Question: A metal having work function 2ev is projected with a light of wavelength 7.5 and 4 what is the ratio...

Question

A metal having work function 2ev is projected with a light of wavelength 7.5 and 4 what is the ratio of intensity of photoelectrons

Answer 1

Solution

The problem asks for the ratio of the intensity of photoelectrons when a metal with a given work function is illuminated by light of two different wavelengths.

Work Function and Threshold Wavelength: The work function of the metal is given as $\phi = 2 \text{ eV}$ . The threshold wavelength ( $\lambda_0$ ) is the maximum wavelength of light that can cause photoemission. It can be calculated using the formula: $\phi = \frac{hc}{\lambda_0}$ Using the convenient constant $hc = 1240 \text{ eV nm}$ : $\lambda_0 = \frac{1240 \text{ eV nm}}{2 \text{ eV}} = 620 \text{ nm}$
Check for Photoemission: The given wavelengths are $\lambda_1 = 7.5$ (presumably nm) and $\lambda_2 = 4$ (presumably nm). Since both $\lambda_1 = 7.5 \text{ nm}$ and $\lambda_2 = 4 \text{ nm}$ are much smaller than the threshold wavelength $\lambda_0 = 620 \text{ nm}$ , the energy of the incident photons is greater than the work function. Therefore, photoemission will occur for both wavelengths.
Intensity of Photoelectrons: In the photoelectric effect, the "intensity of photoelectrons" refers to the rate at which photoelectrons are emitted, which is directly proportional to the photocurrent. The number of photoelectrons emitted per unit time (and thus the photocurrent or "intensity of photoelectrons") is directly proportional to the intensity of the incident light, provided the photon energy is above the work function. It does not depend on the frequency or wavelength of the incident light.
Ratio Calculation: The problem provides the wavelengths but does not provide any information about the intensities of the incident lights for these two wavelengths. In the absence of such information, it is a standard assumption in physics problems that the incident light intensities are equal. Let $I_{inc1}$ and $I_{inc2}$ be the intensities of the incident lights corresponding to $\lambda_1$ and $\lambda_2$ . Let $N_{e1}$ and $N_{e2}$ be the number of photoelectrons emitted per unit time (or "intensity of photoelectrons") for $\lambda_1$ and $\lambda_2$ . We have $N_{e1} \propto I_{inc1}$ and $N_{e2} \propto I_{inc2}$ . The ratio of the intensity of photoelectrons is $\frac{N_{e1}}{N_{e2}} = \frac{I_{inc1}}{I_{inc2}}$ . Assuming $I_{inc1} = I_{inc2}$ (i.e., the incident lights have the same intensity), then: $\frac{N_{e1}}{N_{e2}} = \frac{1}{1}$

Thus, the ratio of the intensity of photoelectrons is 1:1.
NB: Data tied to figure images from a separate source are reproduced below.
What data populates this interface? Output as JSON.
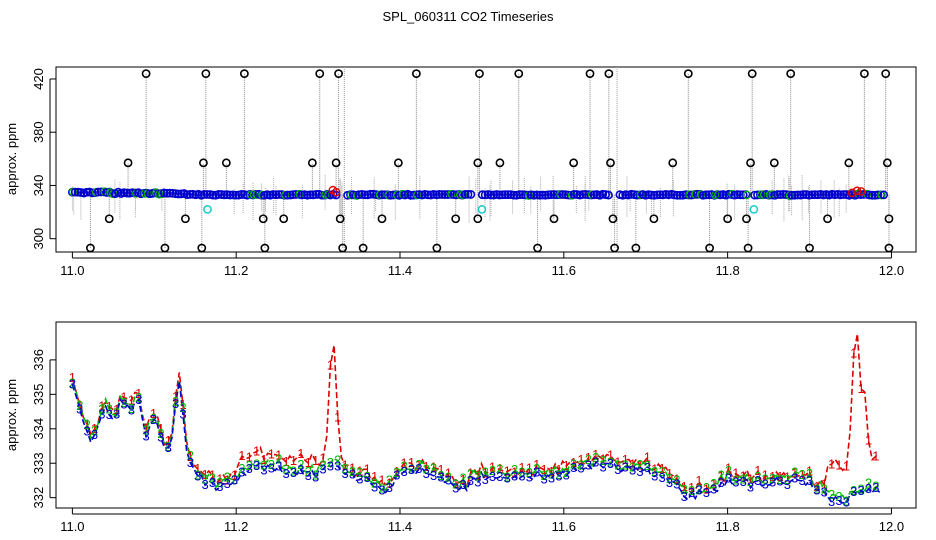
{
  "title": "SPL_060311  CO2 Timeseries",
  "colors": {
    "s1": "#dd0000",
    "s2": "#00bb00",
    "s3": "#0000cc",
    "outlier": "#000000",
    "cyan": "#22cccc",
    "spike": "#888888"
  },
  "chart_data": [
    {
      "type": "scatter",
      "ylabel": "approx. ppm",
      "xlim": [
        10.98,
        12.03
      ],
      "ylim": [
        290,
        429
      ],
      "xticks": [
        11.0,
        11.2,
        11.4,
        11.6,
        11.8,
        12.0
      ],
      "xtick_labels": [
        "11.0",
        "11.2",
        "11.4",
        "11.6",
        "11.8",
        "12.0"
      ],
      "yticks": [
        300,
        340,
        380,
        420
      ],
      "ytick_labels": [
        "300",
        "340",
        "380",
        "420"
      ],
      "outliers_high": [
        {
          "x": 11.09,
          "y": 424
        },
        {
          "x": 11.163,
          "y": 424
        },
        {
          "x": 11.21,
          "y": 424
        },
        {
          "x": 11.302,
          "y": 424
        },
        {
          "x": 11.325,
          "y": 424
        },
        {
          "x": 11.42,
          "y": 424
        },
        {
          "x": 11.497,
          "y": 424
        },
        {
          "x": 11.545,
          "y": 424
        },
        {
          "x": 11.632,
          "y": 424
        },
        {
          "x": 11.655,
          "y": 424
        },
        {
          "x": 11.752,
          "y": 424
        },
        {
          "x": 11.83,
          "y": 424
        },
        {
          "x": 11.877,
          "y": 424
        },
        {
          "x": 11.967,
          "y": 424
        },
        {
          "x": 11.993,
          "y": 424
        }
      ],
      "outliers_mid_high": [
        {
          "x": 11.068,
          "y": 357
        },
        {
          "x": 11.16,
          "y": 357
        },
        {
          "x": 11.188,
          "y": 357
        },
        {
          "x": 11.293,
          "y": 357
        },
        {
          "x": 11.322,
          "y": 357
        },
        {
          "x": 11.398,
          "y": 357
        },
        {
          "x": 11.495,
          "y": 357
        },
        {
          "x": 11.522,
          "y": 357
        },
        {
          "x": 11.612,
          "y": 357
        },
        {
          "x": 11.657,
          "y": 357
        },
        {
          "x": 11.733,
          "y": 357
        },
        {
          "x": 11.828,
          "y": 357
        },
        {
          "x": 11.857,
          "y": 357
        },
        {
          "x": 11.948,
          "y": 357
        },
        {
          "x": 11.995,
          "y": 357
        }
      ],
      "outliers_mid_low": [
        {
          "x": 11.045,
          "y": 315
        },
        {
          "x": 11.138,
          "y": 315
        },
        {
          "x": 11.233,
          "y": 315
        },
        {
          "x": 11.258,
          "y": 315
        },
        {
          "x": 11.327,
          "y": 315
        },
        {
          "x": 11.378,
          "y": 315
        },
        {
          "x": 11.468,
          "y": 315
        },
        {
          "x": 11.495,
          "y": 315
        },
        {
          "x": 11.588,
          "y": 315
        },
        {
          "x": 11.66,
          "y": 315
        },
        {
          "x": 11.71,
          "y": 315
        },
        {
          "x": 11.8,
          "y": 315
        },
        {
          "x": 11.823,
          "y": 315
        },
        {
          "x": 11.922,
          "y": 315
        },
        {
          "x": 11.997,
          "y": 315
        }
      ],
      "outliers_low": [
        {
          "x": 11.022,
          "y": 293
        },
        {
          "x": 11.113,
          "y": 293
        },
        {
          "x": 11.158,
          "y": 293
        },
        {
          "x": 11.235,
          "y": 293
        },
        {
          "x": 11.33,
          "y": 293
        },
        {
          "x": 11.355,
          "y": 293
        },
        {
          "x": 11.445,
          "y": 293
        },
        {
          "x": 11.568,
          "y": 293
        },
        {
          "x": 11.662,
          "y": 293
        },
        {
          "x": 11.688,
          "y": 293
        },
        {
          "x": 11.778,
          "y": 293
        },
        {
          "x": 11.825,
          "y": 293
        },
        {
          "x": 11.9,
          "y": 293
        },
        {
          "x": 11.997,
          "y": 293
        }
      ],
      "cyan_points": [
        {
          "x": 11.165,
          "y": 322
        },
        {
          "x": 11.5,
          "y": 322
        },
        {
          "x": 11.832,
          "y": 322
        }
      ]
    },
    {
      "type": "line",
      "ylabel": "approx. ppm",
      "xlim": [
        10.98,
        12.03
      ],
      "ylim": [
        331.7,
        337.1
      ],
      "xticks": [
        11.0,
        11.2,
        11.4,
        11.6,
        11.8,
        12.0
      ],
      "xtick_labels": [
        "11.0",
        "11.2",
        "11.4",
        "11.6",
        "11.8",
        "12.0"
      ],
      "yticks": [
        332,
        333,
        334,
        335,
        336
      ],
      "ytick_labels": [
        "332",
        "333",
        "334",
        "335",
        "336"
      ],
      "series": [
        {
          "name": "1",
          "color": "#dd0000",
          "marker": "1"
        },
        {
          "name": "2",
          "color": "#00bb00",
          "marker": "2"
        },
        {
          "name": "3",
          "color": "#0000cc",
          "marker": "3"
        }
      ]
    }
  ]
}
Explanation of the solution: The work function determines the threshold wavelength for photoemission. Both given wavelengths are much shorter than the threshold wavelength, ensuring photoemission. The "intensity of photoelectrons" (i.e., the number of electrons emitted per second) is directly proportional to the intensity of the incident light, not its wavelength, as long as photoemission occurs. Since the incident light intensities are not specified, they are assumed to be equal, leading to a 1:1 ratio of photoelectron intensities.